I’m grateful for the soft, pink light this morning. I’m grateful for a steady stream of meaning in my life. I’m grateful for a Sponsee’s excellent qualification. I’m grateful for newcomers. I’m grateful for the way things work out, when I let them. I’m grateful to be sober today.
Friday greetings from Sober HQ. There are many things to share with you. Number One, with a bullet, as they used to say, is Episode 22 of Breakfast with an Alcoholic. That’s right, it will be out later today and I’m very excited as it features a really talented writer, Paulina Pinsky:
This is a really great episode! Paulina shares about hitting rock bottom at a gas station in Alabama and we get to meet her drinking alter ego: Barfalina. You know me and my superstitions. I definitely believe that the number 2 is auspicious. My sobriety date is October 22 and it turns out Paulina’s is December 22 and this is Episode 22 in 2022? Don’t you feel like you kind of have to listen? Good. That’s the idea.
Last night was pretty groovy. One of my Sponsees, we’ll call him D for now, was qualifying at the Perry Street AA meeting last night. Perry Street is one of the venerable AA “clubhouses” that have been established here in NYC and lots of other cities. They are basically meeting spaces where there is a day and night-long calendar of AA Meetings and often a variety of other 12-Step meetings. The first one was established by none other than Bill W. The first AA clubhouse was the Artists and Illustrator’s Guild Building on West 24th Street and it represented a pretty significant milestone: AA had already outgrown its humble beginnings in the kitchens and living rooms of alcoholics.
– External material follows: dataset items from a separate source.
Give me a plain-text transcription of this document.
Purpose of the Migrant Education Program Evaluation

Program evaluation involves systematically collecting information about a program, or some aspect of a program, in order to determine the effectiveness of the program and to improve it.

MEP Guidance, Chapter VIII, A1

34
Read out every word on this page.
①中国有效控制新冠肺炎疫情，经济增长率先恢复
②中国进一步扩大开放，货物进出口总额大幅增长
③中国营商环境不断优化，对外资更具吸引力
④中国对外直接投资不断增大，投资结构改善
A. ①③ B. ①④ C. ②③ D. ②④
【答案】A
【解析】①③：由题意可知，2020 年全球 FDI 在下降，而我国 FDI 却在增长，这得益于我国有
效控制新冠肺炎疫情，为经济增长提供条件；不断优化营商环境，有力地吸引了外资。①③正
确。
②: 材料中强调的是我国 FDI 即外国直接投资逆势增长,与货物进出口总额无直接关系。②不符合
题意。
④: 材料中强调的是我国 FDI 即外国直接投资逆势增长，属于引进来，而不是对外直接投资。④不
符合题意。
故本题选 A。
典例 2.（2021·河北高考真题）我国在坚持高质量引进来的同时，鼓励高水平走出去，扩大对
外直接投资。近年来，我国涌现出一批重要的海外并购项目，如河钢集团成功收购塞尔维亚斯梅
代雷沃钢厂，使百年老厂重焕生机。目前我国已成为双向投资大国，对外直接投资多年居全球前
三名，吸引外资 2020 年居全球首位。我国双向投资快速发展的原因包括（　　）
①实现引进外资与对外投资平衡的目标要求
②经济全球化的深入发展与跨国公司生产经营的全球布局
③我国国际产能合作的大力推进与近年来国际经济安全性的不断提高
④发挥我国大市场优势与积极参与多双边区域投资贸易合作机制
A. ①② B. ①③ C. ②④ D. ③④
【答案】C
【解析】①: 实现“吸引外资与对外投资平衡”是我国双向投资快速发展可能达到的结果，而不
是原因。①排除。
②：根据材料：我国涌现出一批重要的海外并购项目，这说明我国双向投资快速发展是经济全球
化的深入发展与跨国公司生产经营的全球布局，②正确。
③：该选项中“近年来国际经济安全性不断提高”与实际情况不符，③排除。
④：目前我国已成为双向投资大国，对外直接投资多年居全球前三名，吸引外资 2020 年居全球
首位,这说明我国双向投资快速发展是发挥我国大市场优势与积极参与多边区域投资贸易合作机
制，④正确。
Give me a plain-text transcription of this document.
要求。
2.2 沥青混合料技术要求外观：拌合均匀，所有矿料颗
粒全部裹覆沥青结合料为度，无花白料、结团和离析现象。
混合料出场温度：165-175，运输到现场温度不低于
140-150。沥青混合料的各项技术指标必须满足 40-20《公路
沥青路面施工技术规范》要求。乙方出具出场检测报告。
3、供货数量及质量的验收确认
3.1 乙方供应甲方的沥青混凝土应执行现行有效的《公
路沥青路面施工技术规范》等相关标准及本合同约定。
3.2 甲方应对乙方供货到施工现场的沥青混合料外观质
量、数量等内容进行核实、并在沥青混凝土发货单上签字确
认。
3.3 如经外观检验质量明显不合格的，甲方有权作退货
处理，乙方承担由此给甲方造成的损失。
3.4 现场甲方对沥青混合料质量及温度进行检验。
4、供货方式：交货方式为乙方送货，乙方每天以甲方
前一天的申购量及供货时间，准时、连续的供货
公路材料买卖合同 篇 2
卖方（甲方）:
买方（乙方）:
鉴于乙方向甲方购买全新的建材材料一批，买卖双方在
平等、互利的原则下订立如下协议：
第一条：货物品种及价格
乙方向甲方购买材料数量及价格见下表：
One of the things I like about meetings at clubhouses is the diversity of the crowd and the prevalence of newcomers. D was qualifying there last night and he did an amazing job. I’ve known D for a while and we started working together almost six months ago, as he was coming off of a relapse. I’ll tell you that when I was first approached, I was reluctant to work with him. I know from experience (my own) that one of the fundamental problems with hard core relapsers is their (my) belief that they are smarter than everyone else. The fact that I had managed to keep drinking while everyone thought I was sober was, I thought, the pinnacle of proof of that proposition. D definitely thought he was smarter than everyone else and so it was game on.
In some of our earlier conversations, I found myself getting angry. After a bit, I came to understand that I wasn’t angry at D. I was angry at me. The “tough love” D was getting during our conversations was actually me talking to me. I’ve talked a little of my exploration of the mostly uncharted River Anger that runs through me and there are lots of tributaries— one of those is regret and bitterness. I turn 60 later this year and those kinds of birthdays always promote additional (often unwanted) introspection. I find myself getting angry for a lot of wasted years, a lot of “might-have-beens.” I can try to focus that anger on other people who were along for part of that ride, but, deep down, like the ultimate refrain of Margaritaville:1
Some people claim that there’s a woman to blame, but I know, it’s my own damn fault.
Anyway, D began qualifying and he was so fantastically honest. In my opinion, humility and honesty are not about beating yourself up publicly, telling everyone what a shitty person you were. It’s about sharing even the worst parts of the story without affect or flinching, it’s about sharing with openness and vulnerability. That’s what D did last night and it was really inspiring. After the meeting, we were talking to two newcomers, both coming in with one day. They had both just heard D speak, they could sense what he had and they recognized they wanted it, too. And that’s how it works. I share my story with D, he shares his story at a meeting and two new people take another step inside.
Last night D texted me:
D: Thank you for coming tonight. Felt really good, and meant a lot that you were there.
Me: You were really great tonight.
Me: That qualification helped 100% of the people in the room.
And that is the truth. D stayed sober another day and so did I. Of course, that’s not a coincidence, that’s How it Works.
Thanks for Letting Me Share
I listened to it as I was writing this and it is kind of the ultimate paean to being an alcoholic. No wonder I loved it.
This was unexpectedly moving, Randall -- thank you. And wow, this line: "I’ve talked a little of my exploration of the mostly uncharted River Anger that runs through me and there are lots of tributaries..."
All the 22s are definitely pennies in the path!